18 Temmuz 2019 MyGaziantep

Kan şekerinin ayarı son derece önemlidir. Hipoglisemi tedavisine geç kalınması bilinç kaybı ve hatta ölüme neden olabilir. Sinsi ve kontrol edilemez bir hastalık olması nedeniyle tehlikelidir ve her an tetikte olmanız gerekir. Düzenli beslenme ve minimum şeker tüketimi ile hipogliseminin önüne geçebilir.

Hipoglisemi nedir?

Kandaki şeker oranının aniden 70 mg/dl’nin altına düşmesine hipoglisemi denilmektedir; pankreasın aşırı insülin salgılaması sonucu oluşur.

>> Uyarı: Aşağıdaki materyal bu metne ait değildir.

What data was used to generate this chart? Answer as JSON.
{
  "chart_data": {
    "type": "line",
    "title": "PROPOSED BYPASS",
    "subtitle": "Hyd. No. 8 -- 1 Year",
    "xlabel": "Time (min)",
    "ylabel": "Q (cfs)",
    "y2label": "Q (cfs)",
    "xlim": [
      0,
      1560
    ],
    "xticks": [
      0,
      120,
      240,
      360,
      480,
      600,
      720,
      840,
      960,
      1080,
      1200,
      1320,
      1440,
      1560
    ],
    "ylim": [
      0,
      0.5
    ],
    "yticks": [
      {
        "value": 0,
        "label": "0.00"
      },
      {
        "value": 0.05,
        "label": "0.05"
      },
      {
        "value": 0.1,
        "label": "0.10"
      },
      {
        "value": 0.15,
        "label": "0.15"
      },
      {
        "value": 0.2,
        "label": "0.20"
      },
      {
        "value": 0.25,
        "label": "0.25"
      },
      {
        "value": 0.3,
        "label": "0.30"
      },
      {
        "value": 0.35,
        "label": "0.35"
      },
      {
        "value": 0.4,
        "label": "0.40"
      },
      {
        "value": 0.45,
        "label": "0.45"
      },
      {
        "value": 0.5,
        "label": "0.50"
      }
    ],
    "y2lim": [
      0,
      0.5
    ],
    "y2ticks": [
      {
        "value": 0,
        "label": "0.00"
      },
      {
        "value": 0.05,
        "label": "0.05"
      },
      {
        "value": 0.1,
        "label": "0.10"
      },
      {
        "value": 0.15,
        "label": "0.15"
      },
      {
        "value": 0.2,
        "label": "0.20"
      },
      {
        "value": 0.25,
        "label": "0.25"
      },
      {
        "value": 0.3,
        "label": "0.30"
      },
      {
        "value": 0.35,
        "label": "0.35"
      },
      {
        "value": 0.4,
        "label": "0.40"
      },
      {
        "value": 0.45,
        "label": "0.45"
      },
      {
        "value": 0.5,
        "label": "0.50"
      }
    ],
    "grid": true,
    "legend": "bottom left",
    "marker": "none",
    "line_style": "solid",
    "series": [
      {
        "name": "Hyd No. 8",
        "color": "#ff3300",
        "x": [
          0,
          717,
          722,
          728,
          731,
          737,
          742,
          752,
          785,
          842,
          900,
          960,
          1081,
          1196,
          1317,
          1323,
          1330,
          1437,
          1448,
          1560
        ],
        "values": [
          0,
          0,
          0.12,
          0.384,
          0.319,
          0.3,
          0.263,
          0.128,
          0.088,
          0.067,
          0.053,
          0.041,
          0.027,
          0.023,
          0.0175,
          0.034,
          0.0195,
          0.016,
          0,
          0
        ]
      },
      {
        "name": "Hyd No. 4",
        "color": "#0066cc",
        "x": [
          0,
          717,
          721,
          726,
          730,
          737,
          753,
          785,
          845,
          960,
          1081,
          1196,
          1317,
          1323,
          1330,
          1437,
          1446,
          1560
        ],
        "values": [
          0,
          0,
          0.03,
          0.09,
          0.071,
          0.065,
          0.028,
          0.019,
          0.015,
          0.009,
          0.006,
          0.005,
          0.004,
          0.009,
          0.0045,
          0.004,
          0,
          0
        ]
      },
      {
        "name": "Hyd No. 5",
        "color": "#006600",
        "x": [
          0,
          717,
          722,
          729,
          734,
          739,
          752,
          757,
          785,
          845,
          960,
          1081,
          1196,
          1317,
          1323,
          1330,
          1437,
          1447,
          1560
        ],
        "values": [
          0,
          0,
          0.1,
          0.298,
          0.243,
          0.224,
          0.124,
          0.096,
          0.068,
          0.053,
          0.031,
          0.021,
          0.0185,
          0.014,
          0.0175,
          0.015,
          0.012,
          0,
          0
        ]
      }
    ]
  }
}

Hafif, orta ve ağır olmak üzere üç farklı şekilde sınıflandırılabilir.

Hipoglisemi belirtileri nelerdir?

Açlık, titreme, huzursuzluk, göz kararması, terleme, dil ve dudakta karıncalanma, solukluk ve çarpıntı gibi yakınmalar hafif hipoglisemiye işaret eder ki; bu durumdaki birey şeker alarak kan şekerini normal seviyeye çıkarabilir. Baş ve karın ağrısı, solukluk, bulanık görmeye başlama, konuşma zorluğu, uyuşukluk, terleme, taşikardi (kalp atım hızının artması) orta şiddetteki hipoglisemiye işaret ederken ağır hipoglisemide şeker düzeyi 50 mg/dl’nin çok daha altına düşer ve beynin şekersiz kalması sonucunda bilinç kaybı oluşabilir. Bu noktada tıbbı bir müdahale şarttır. Belirtileri taşıyan bir kişinin hasta olup olmadığının anlaşılması için hipoglisemi testi yapılması gerekir. Bu test sırasında vücuda bir miktar şeker yüklemesi yapılır. Bir süre sonra kan testi yapılarak kandaki şeker seviyesi ölçülür. Şeker seviyesinin belli bir oranın altında olması durumunda tanı konur.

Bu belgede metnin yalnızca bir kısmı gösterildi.